Feature attribution methods are typically used to study predictions. In this section, we extend the approach to apply to the model's error/loss. To the best of our knowledge, this is a novel application of feature attribution.
We will identify features that have a positive influence (decrease error) on the quality of the model's prediction on the input, versus those that have a negative influence (increases error). This analysis requires knowledge of the groundtruth, and can only be performed after it is available (once the three hours have elapsed in our case.)
We derive the analytical form of feature attributions for error. Let \(E\) denote the squared error of the model's prediction: $$ E(x) = (L(x) - F(x))^2$$ here \(L(x)\) is the label of the input.
We integrate the gradient of the error along the linear path (defined by the parameter \(\alpha\)) from the baseline \(x'\) to the input; here \(x_{\alpha}\) is a point along the path. Throughout this process, we hold the label fixed at its input value \(L(x)\); this quantity is the model's target. The attributions reflect how the model makes progress towards reducing (or increasing) error along this path.
The attribution for a feature \(i\) is: $$ \phi (x_i) = (x_i - x_i') \int_{\alpha=0}^{1} \frac{\delta (L(x) - F(x_{\alpha}))^2}{\delta x_i} d\alpha \cdots (2) $$ $$ \phi (x_i) = (x_i - x_i') \int_{\alpha=0}^{1} 2(F(x_{\alpha}) - L(x)) \frac{\delta F(x_{\alpha})}{\delta x_i} d\alpha \cdots (3) $$
The second step is via application of the chain rule: the gradient of the function \(E\) with respect to a feature can be written as the gradient of the function \(E\) with respect to the score \(F\) , which is \(2(F(x) - L)\) times the gradient of the score wrt the feature \(\frac{\delta F(x_{\alpha})}{\delta x_i}\)
Compare this to the expression in Equation 1. The difference from prediction attributions is the scaling by the term \(F(x) - L\) which changes the scale and sign of the gradients being accumulated.
Thus far, we have discussed how to identify influential features (with localities) for a prediction at a single location in the grid. However, this is not directly usable because as analysts/meteorologists, we would prefer explanations for a groups of locations such as a locality where rain is predicted everywhere, or a locality where the model is inaccurate, or on the entire 256X256 output grid, to understand the aggregate influence of individual features. It would be painful to communicate these explanations pixel by pixel.
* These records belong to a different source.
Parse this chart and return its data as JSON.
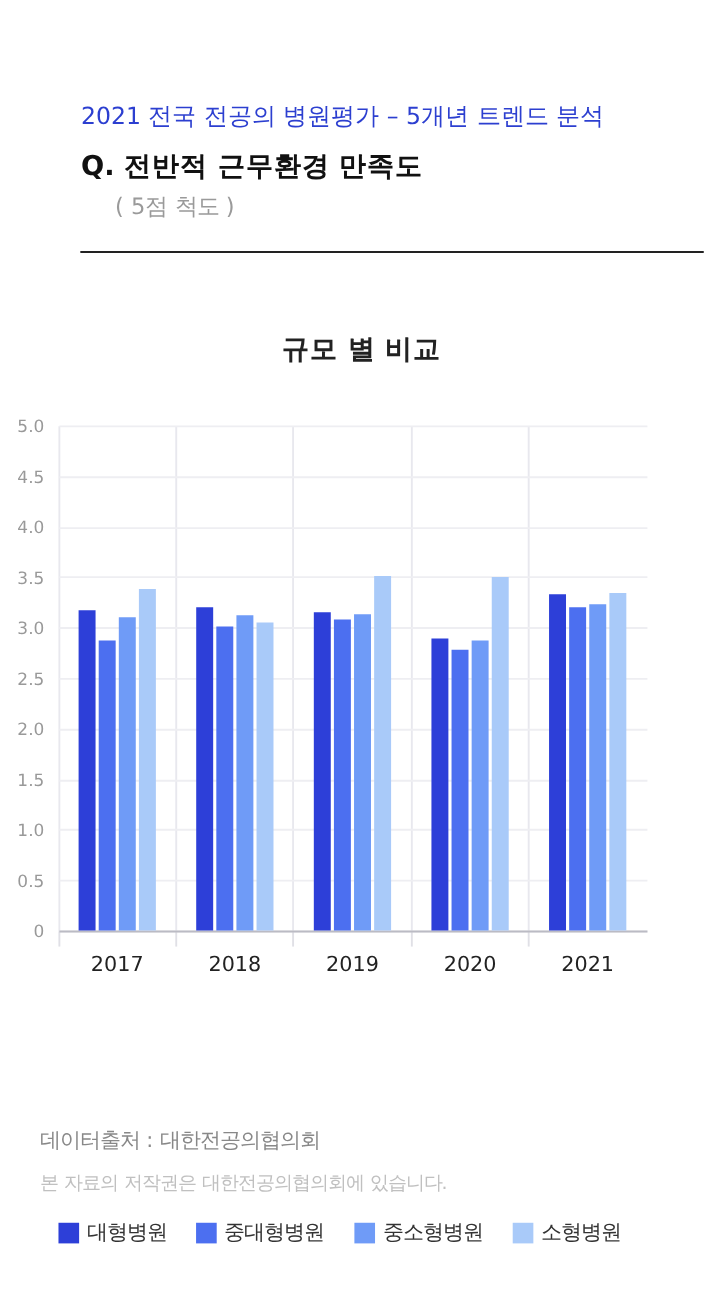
{
  "chart_data": {
    "type": "bar",
    "title": "Q. 전반적 근무환경 만족도",
    "subtitle": "( 5점 척도 )",
    "annotations": [
      "2021 전국 전공의 병원평가 – 5개년 트렌드 분석",
      "규모 별 비교",
      "데이터출처 : 대한전공의협의회",
      "본 자료의 저작권은 대한전공의협의회에 있습니다."
    ],
    "categories": [
      "2017",
      "2018",
      "2019",
      "2020",
      "2021"
    ],
    "series": [
      {
        "name": "대형병원",
        "color": "#2d3fd8",
        "values": [
          3.17,
          3.2,
          3.15,
          2.89,
          3.33
        ]
      },
      {
        "name": "중대형병원",
        "color": "#4c6ff0",
        "values": [
          2.87,
          3.01,
          3.08,
          2.78,
          3.2
        ]
      },
      {
        "name": "중소형병원",
        "color": "#6f9bf7",
        "values": [
          3.1,
          3.12,
          3.13,
          2.87,
          3.23
        ]
      },
      {
        "name": "소형병원",
        "color": "#a9caf9",
        "values": [
          3.38,
          3.05,
          3.51,
          3.5,
          3.34
        ]
      }
    ],
    "ylim": [
      0,
      5
    ],
    "yticks": [
      0,
      0.5,
      {
        "value": 1,
        "label": "1.0"
      },
      1.5,
      {
        "value": 2,
        "label": "2.0"
      },
      2.5,
      {
        "value": 3,
        "label": "3.0"
      },
      3.5,
      {
        "value": 4,
        "label": "4.0"
      },
      4.5,
      {
        "value": 5,
        "label": "5.0"
      }
    ],
    "grid": true,
    "legend": "bottom"
  }
}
Fortunately, the attributions are in prediction units (i.e., in quantity of precipitation), therefore we can sum attributions for a set of output pixels; the attribution for a feature, location combination now corresponds to how much it contributes to the total rainfall in the selected output pixels.
You can inspect the prediction and error attributions and feature importance using the tool below in the following ways:
We analyze a deep learning network that has superior accuracy in forecasting rainfall three hours out than HRRR, a forecast system based on traditional numerical weather prediction.
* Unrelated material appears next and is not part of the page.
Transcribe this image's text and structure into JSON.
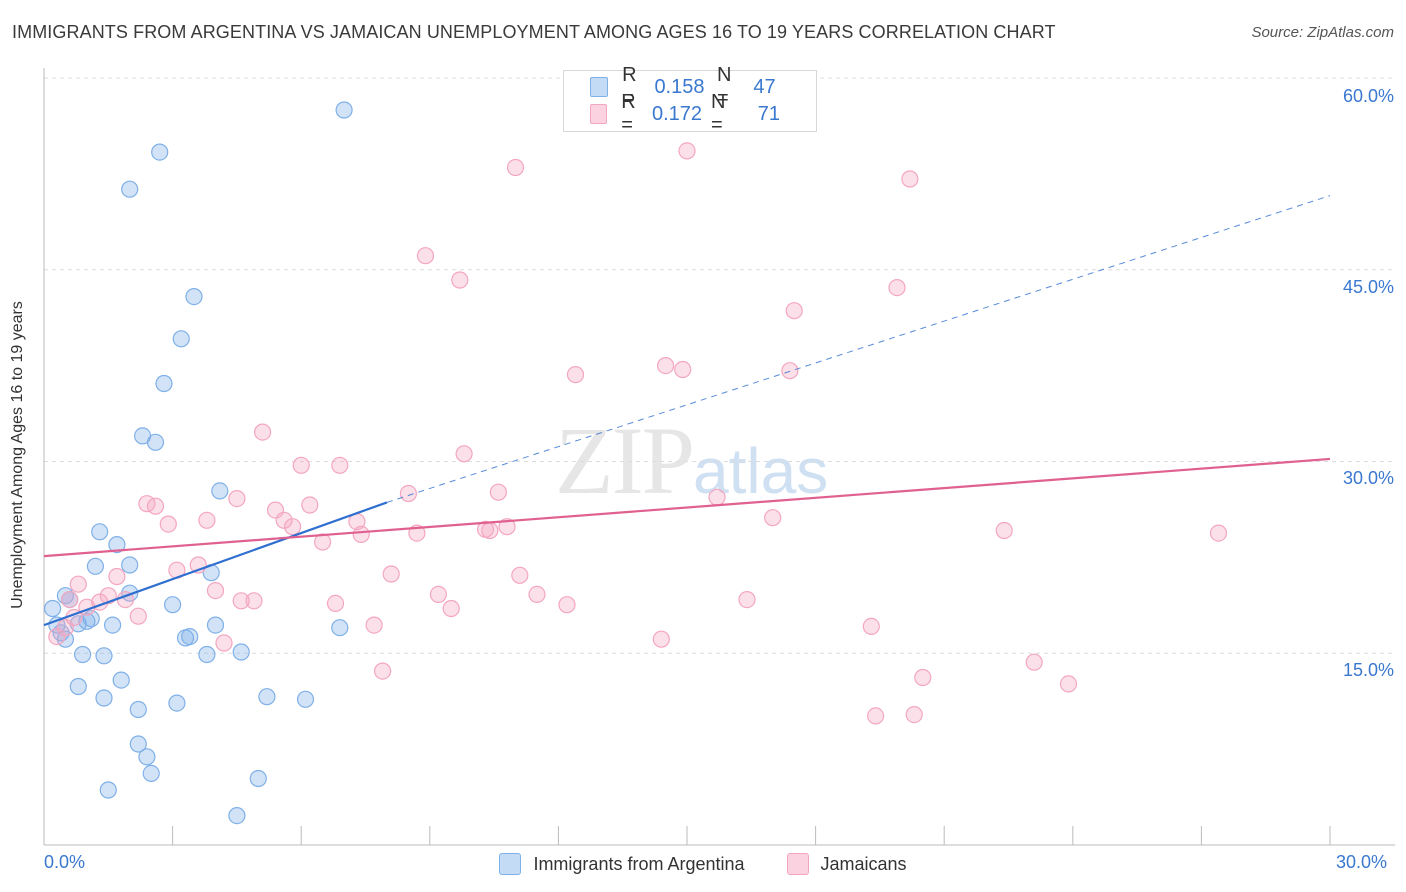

Our motivation was to check whether the deep learning model obeys causal patterns indicated by the physics of rainfall. We found this to be largely the case. The most influential features (pressure differentials, and measures of current rainfall) were as expected. However, we did notice breakages of causality as well. First, we found that the model predicted less rainfall with more lightning, an issue possibly stemming from the sparsity of data. Second, we found that rainfall predictions at a location tended to depend on sensor readings towards the left. This is a consequence of building a model on training data from the continental U.S., where the prevailing wind direction is left to right. This indicates that the same model wouldn't be suitable for predicting rainfall in other geographies. Perhaps adding features such as wind direction and ground elevation could produce a more causal model.
Finally, we expect our explainable, i.e., our feature attribution exploration widget, to apply to the influence of features on predictions and more importantly on the error/loss of the model, across a number of weather tasks including wind, solar energy, flood and wildfire prediction, that all share the characteristic of producing predictions across a spatial grid.